Si mi primo el Bestia, y su pragmatismo antediluviano, ayer hubiera estado presente, habría desplazado la mano hacia la sobaquera. Y mi tío, que no era mi tío, y al que he mencionado arriba sin demasiados detalles, habría utilizado alguna frase memorable, dotada de su singular inteligencia. Un hombre que vaticinó la desaparición de las barberías, la irrupción de los chinos en los mercados internacionales, el triunfo de la pizza y los beneficios de la dieta mediterránea, el embrujo americano  capitalista, el jazz como revolución musical y los avances de la aeronáutica, no hubiera fallado a la hora de insultar. Mi tío sólo se equivocó –por suerte- en predecir la guerra termonuclear entre Argentina y Chile. Creía que entre comedores de carne y de pescado las diferencias resultaban irreconciliables.

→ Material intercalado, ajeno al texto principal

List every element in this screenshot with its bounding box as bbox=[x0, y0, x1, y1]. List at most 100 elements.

En mi caso ya hace años que no insulto. Sigo las enseñanzas de mi primo y de mi tío. Creo, y me resulta sensato, envejecer como quien mira desde una rendija con una copa en la mano. Espero, en palabras de mi tío, todos los autobuses porque todos me llevan, pero no me subo a ninguno. Para este ejercicio mental sólo hace falta saber caminar, y caminando se aprende que el insulto es una opción que se debe guardar en la sobaquera, como una pistola con una culata de nácar. O también podría terminar escribiendo que Sciascia tenía razón, y esa sería la exégesis de este piadoso texto, esa sería la redención del insultado.